Плахин сел рядом, поставил у ног девушки коробку, снял фуражку, расстегнул воротник гимнастерки и откинулся на спинку лавки. Как легко на душе! Куда девались злость, досада, бешеная ревность. Отчего-то стали светлее дома, зеленей деревья, улыбчивее люди… Не от того ли, что минула гроза и погоже засинело небо? А может, сегодня всем… всем в Рязани вот так же чертовски хорошо!
Леночка, вздрогнув, проснулась.
— Ой, я, кажется, уснула! Простите меня.
— За что же? Вы столько прошли… устали…
— Да, немножко. Я сегодня встала… в три утра.
— А почему так рано?
Она вздохнула:
— Так… Не спалось просто.
Отчего-то по-мальчишески робея, смущаясь и торопясь, Плахин раскрыл коробку и протянул девчонке новенькие туфли.
— Вот, возьми. Подарок от меня.
— Ой, за что же?!
— После разберемся. Обувай.
Довольная, смущенная нежданным дорогим подарком, Лена надела туфельки, прошлась в них по дорожке и, вернувшись, глянула на Плахина благодарными глазами.
— Спасибо… Спасибо, Иван Фролович.
— Ладно. Не за что. Не жмут?
— Нет, как раз по ноге.
— Ну и добро. А теперь идем.
— Куда же мы с вами?
— В город. На Оку!
Так уж издревле повелось. Чем-нибудь да славились московские дворы. Одни — старинными лавками, амбарами, где бородатые купцы торговали баранками. Другие — пропахшей капустой и кислыми огурцами, которые продавались весь год. Третьи, уже в наше время, — спортивными площадками, где с утра до ночи билась горластая пионерия, а не то и усатая рать. Четвертые— буйной зеленью сирени, клумбами цветов и дивно красивыми невестами, в честь которых исписывались плюсами заборы и не умолкали летом серенады до утра.
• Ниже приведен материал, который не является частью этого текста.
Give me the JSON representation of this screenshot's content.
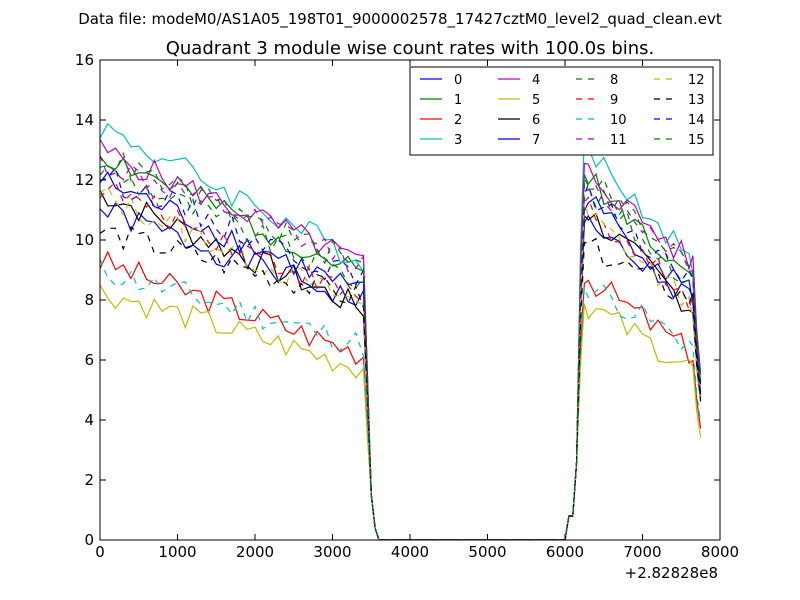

И пожалуй, только замоскворецкий двор, где жил полковник Дворнягин, пока еще ничем не был знаменит. Разве лишь кустом бузины, заполнившим всю глухую стенку, отделившую двор от мира, да воробьями. Воробьев здесь водилось превеликое множество. Гнездились они в дырявой церкви по ту сторону каменного забора. Там и питались вместе с курами и индюками попа Василия.
Куст бузины был тоже весьма примечательным. На нем всегда, даже в дождь и туман, традиционно висело что-либо из женского белья. Сегодня шелковая сорочка с белоснежными кружевами, завтра блузка или платье, послезавтра бюстгальтер или натянутые на специальные дощечки чулки. И все это отчего-то оказывалось как раз на той стороне куста, куда выходило окно квартиры холостяка Дворнягина.
В иные дни появлялась тут и сама обладательница столь разнообразного женского туалета. Была она по летам еще молода, свежа, кругла собой. Жгуче-черные волосы, смуглое лицо и темное пятно на лбу делали ее похожей на миловидную индианку. Она гордилась этим и старалась одеваться в платья восточного стиля. Смущала ее только правая нога, которая была немного короче левой, и потому Нарцисса слегка припадала набок, будто подталкивая кого плечом.
Подойдя к кусту, она долго топталась около него, развешивая, прилаживая так и сяк какую-нибудь мокрую вещицу, и при этом украдкой посматривала на окно. Если же оно было закрыто, женщина принималась что-нибудь напевать или громко звала кота.